A good crisis comms person would have told him to hold off making any formal announcement right now. Let all the bad stuff come out, form an opinion and strategy around the narrative, take time away from the spotlight and then come back with a single hard-hitting interview.

The statement he issued this week poured oil on the fire, triggered a swathe of follow up issues and questions and was, in my opinion, one of the worst options he could choose. Was it arrogance? Was it a desire to remain in the spotlight or was it genuine concern for his former colleagues. I want to believe it was the latter, I really do.

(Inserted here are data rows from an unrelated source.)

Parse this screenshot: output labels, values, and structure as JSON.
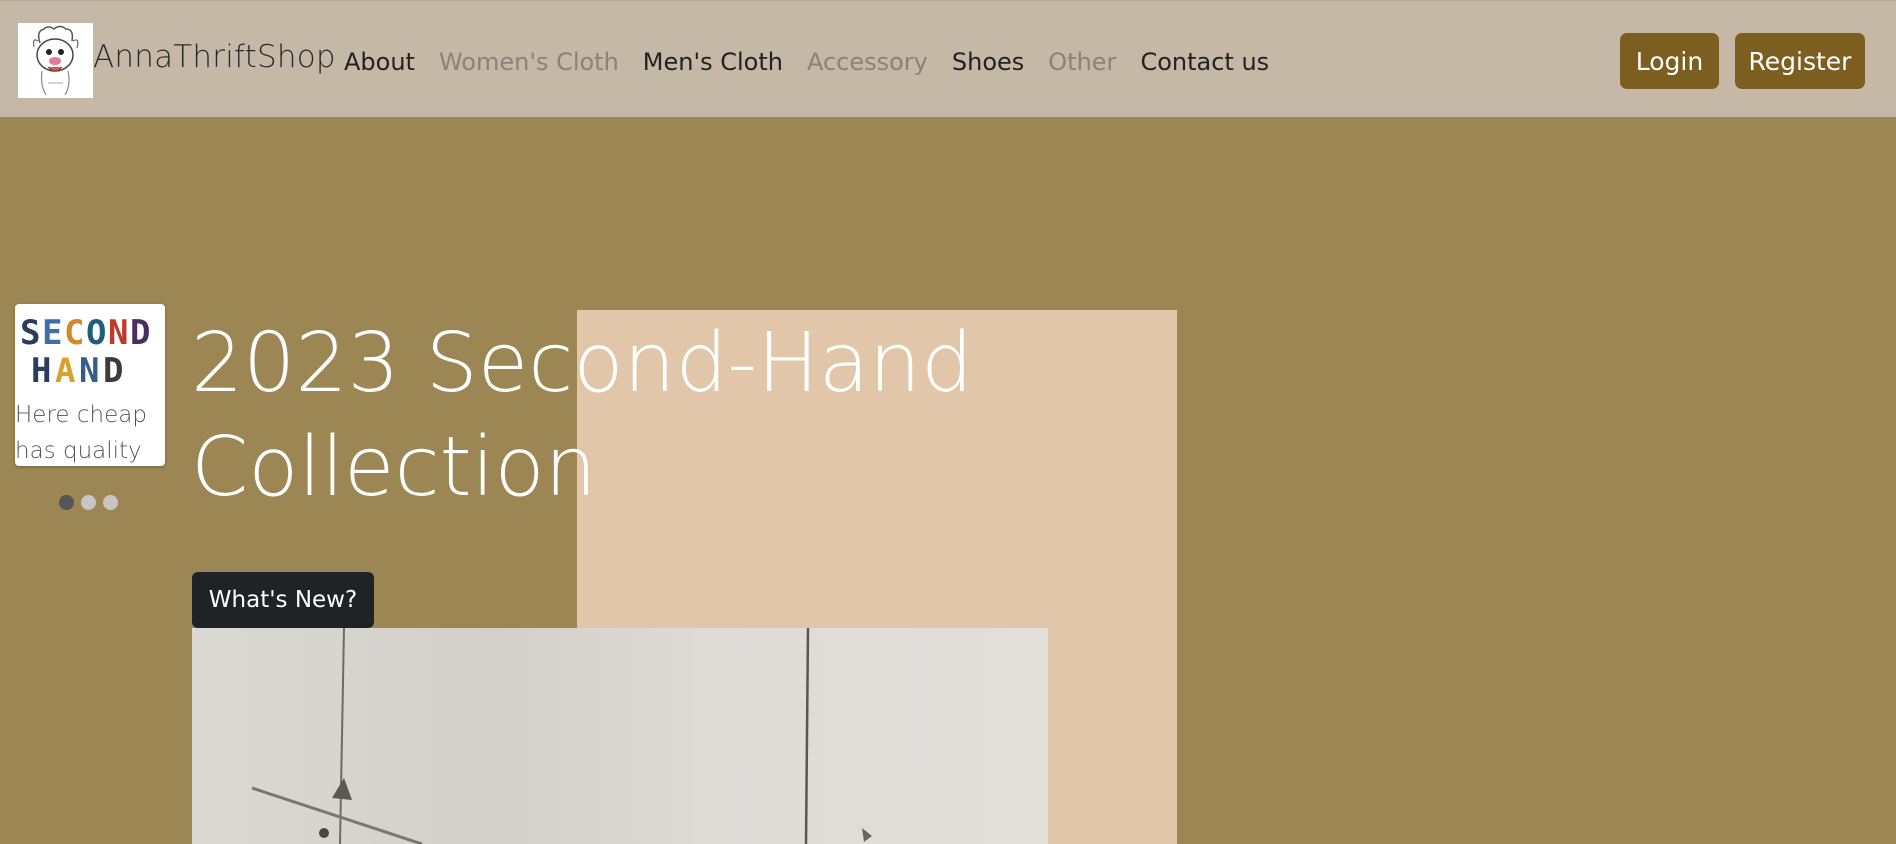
{
  "brand": {
    "name": "AnnaThriftShop",
    "logo_icon": "cartoon-monkey-logo-icon"
  },
  "nav": {
    "items": [
      {
        "label": "About",
        "state": "active"
      },
      {
        "label": "Women's Cloth",
        "state": "muted"
      },
      {
        "label": "Men's Cloth",
        "state": "active"
      },
      {
        "label": "Accessory",
        "state": "muted"
      },
      {
        "label": "Shoes",
        "state": "active"
      },
      {
        "label": "Other",
        "state": "muted"
      },
      {
        "label": "Contact us",
        "state": "active"
      }
    ],
    "login_label": "Login",
    "register_label": "Register"
  },
  "carousel": {
    "card_logo_text": [
      "SECOND",
      "HAND"
    ],
    "card_caption": "Here cheap has quality",
    "slide_count": 3,
    "active_slide": 1
  },
  "hero": {
    "title": "2023 Second-Hand Collection",
    "cta_label": "What's New?"
  },
  "colors": {
    "navbar_bg": "#c6b8a6",
    "page_bg": "#9c8653",
    "accent_panel": "#e1c6aa",
    "brown_button": "#7d5e21",
    "dark_button": "#1f2326"
  }
}
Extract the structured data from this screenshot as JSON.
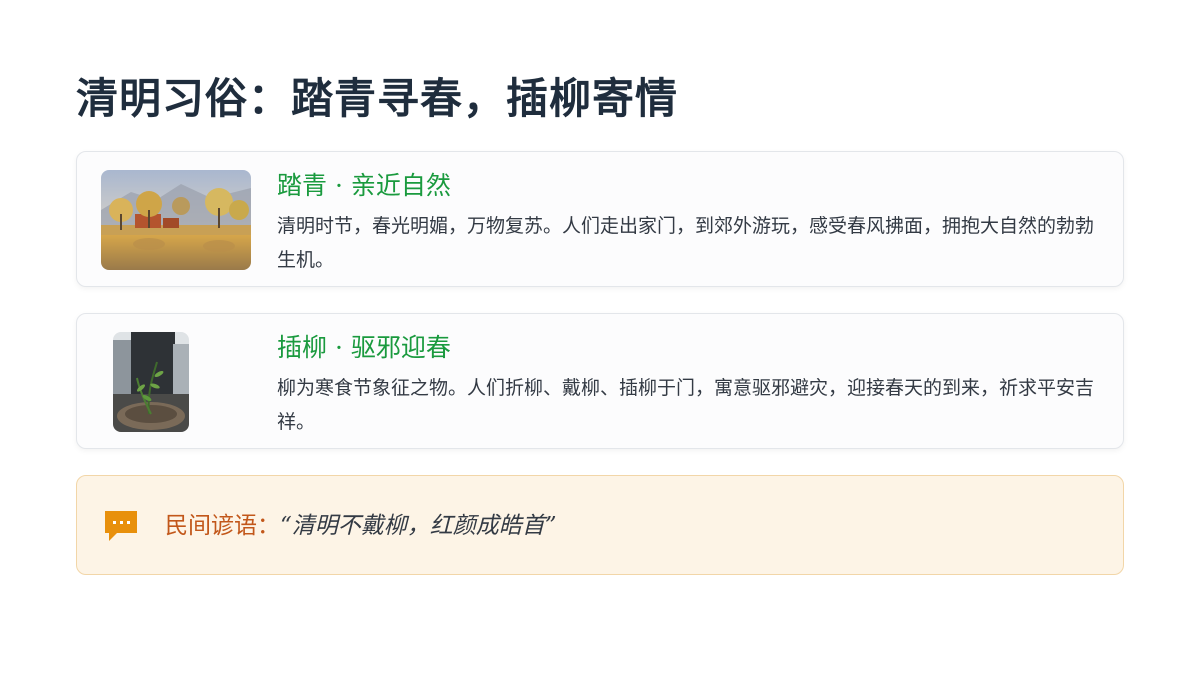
{
  "page": {
    "title": "清明习俗：踏青寻春，插柳寄情"
  },
  "cards": [
    {
      "title": "踏青 · 亲近自然",
      "text": "清明时节，春光明媚，万物复苏。人们走出家门，到郊外游玩，感受春风拂面，拥抱大自然的勃勃生机。",
      "image": "lake-trees-photo"
    },
    {
      "title": "插柳 · 驱邪迎春",
      "text": "柳为寒食节象征之物。人们折柳、戴柳、插柳于门，寓意驱邪避灾，迎接春天的到来，祈求平安吉祥。",
      "image": "willow-bowl-photo"
    }
  ],
  "proverb": {
    "label": "民间谚语：",
    "quote": "“清明不戴柳，红颜成皓首”",
    "icon": "chat-bubble-icon"
  },
  "colors": {
    "title": "#1f2d3d",
    "card_heading": "#1a9a3e",
    "body_text": "#333a44",
    "proverb_label": "#c2571a",
    "proverb_bg": "#fdf4e6",
    "proverb_icon": "#e8900c"
  }
}
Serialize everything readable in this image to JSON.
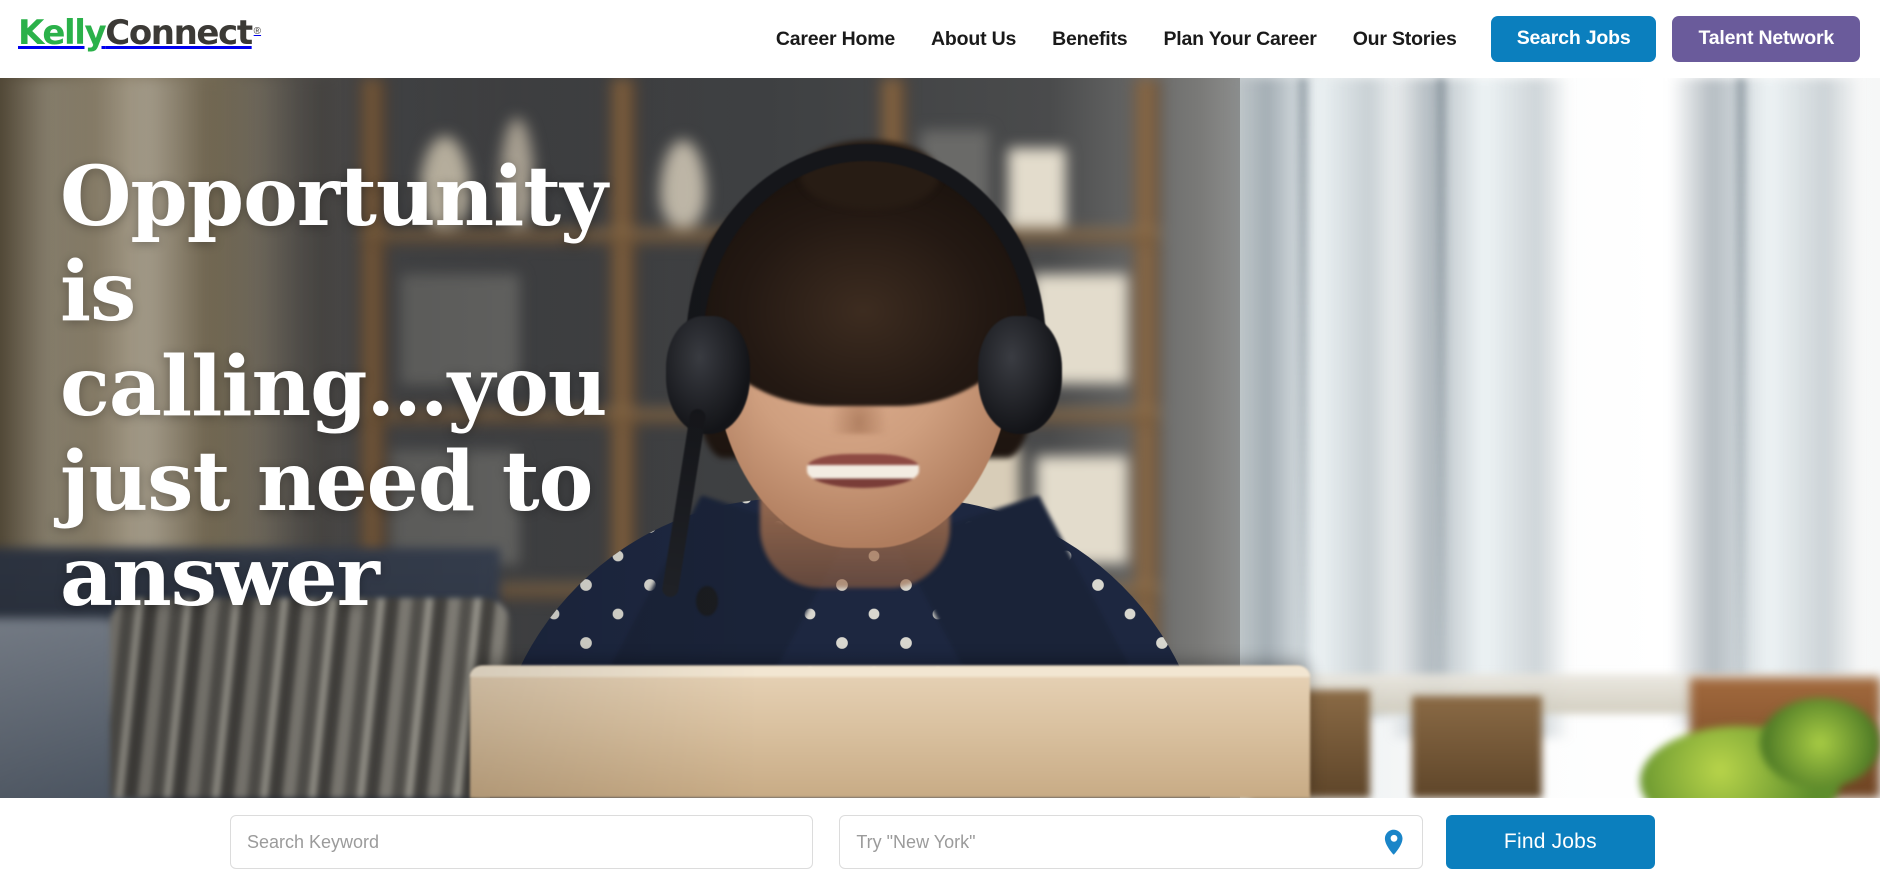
{
  "brand": {
    "name_part1": "Kelly",
    "name_part2": "Connect",
    "trademark": "®",
    "green": "#2bb14a",
    "dark": "#3c3a36"
  },
  "header": {
    "nav_items": [
      {
        "label": "Career Home"
      },
      {
        "label": "About Us"
      },
      {
        "label": "Benefits"
      },
      {
        "label": "Plan Your Career"
      },
      {
        "label": "Our Stories"
      }
    ],
    "buttons": [
      {
        "label": "Search Jobs",
        "color": "#0b7fbe"
      },
      {
        "label": "Talent Network",
        "color": "#6a5b9b"
      }
    ]
  },
  "hero": {
    "headline_line1": "Opportunity is",
    "headline_line2": "calling…you",
    "headline_line3": "just need to",
    "headline_line4": "answer",
    "image_description": "Smiling woman wearing a black headset with boom microphone, working on a laptop at home"
  },
  "search": {
    "keyword_placeholder": "Search Keyword",
    "keyword_value": "",
    "location_placeholder": "Try \"New York\"",
    "location_value": "",
    "location_icon": "map-pin-icon",
    "location_icon_color": "#1a85c8",
    "submit_label": "Find Jobs",
    "submit_color": "#0b7fbe"
  }
}
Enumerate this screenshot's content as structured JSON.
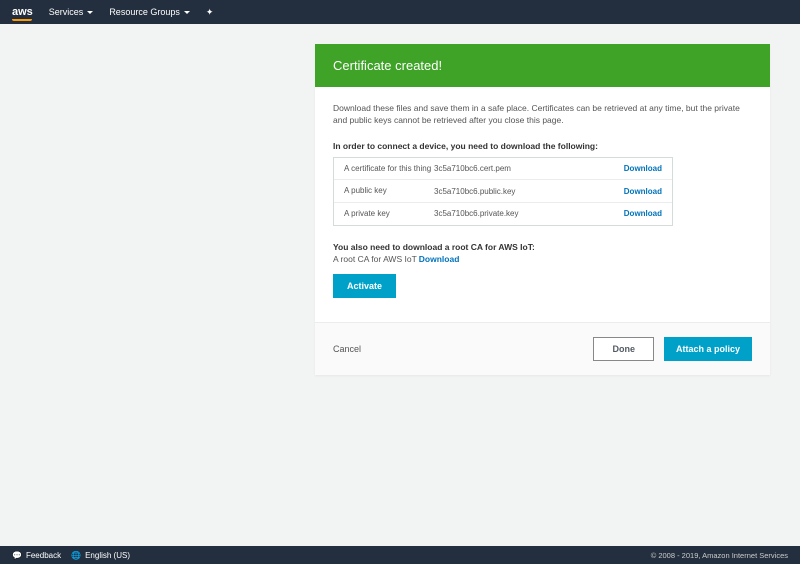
{
  "nav": {
    "logo": "aws",
    "services": "Services",
    "resource_groups": "Resource Groups"
  },
  "panel": {
    "title": "Certificate created!",
    "description": "Download these files and save them in a safe place. Certificates can be retrieved at any time, but the private and public keys cannot be retrieved after you close this page.",
    "download_intro": "In order to connect a device, you need to download the following:",
    "rows": [
      {
        "label": "A certificate for this thing",
        "file": "3c5a710bc6.cert.pem",
        "action": "Download"
      },
      {
        "label": "A public key",
        "file": "3c5a710bc6.public.key",
        "action": "Download"
      },
      {
        "label": "A private key",
        "file": "3c5a710bc6.private.key",
        "action": "Download"
      }
    ],
    "root_ca_title": "You also need to download a root CA for AWS IoT:",
    "root_ca_text": "A root CA for AWS IoT",
    "root_ca_download": "Download",
    "activate": "Activate"
  },
  "footer": {
    "cancel": "Cancel",
    "done": "Done",
    "attach": "Attach a policy"
  },
  "bottom": {
    "feedback": "Feedback",
    "language": "English (US)",
    "copyright": "© 2008 - 2019, Amazon Internet Services"
  }
}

As I said, I never invested in Brewdog and if I am completely honest, have never enjoyed one of their drinks that have been accidentally bought for me by friends. However, I did love the brand launch and the early ethos around what they were doing. Now though, they will mostly be mentioned by university lecturers and business consultants as an example of how to get it very wrong.

I will miss you Brewdog, and thanks for all the stories.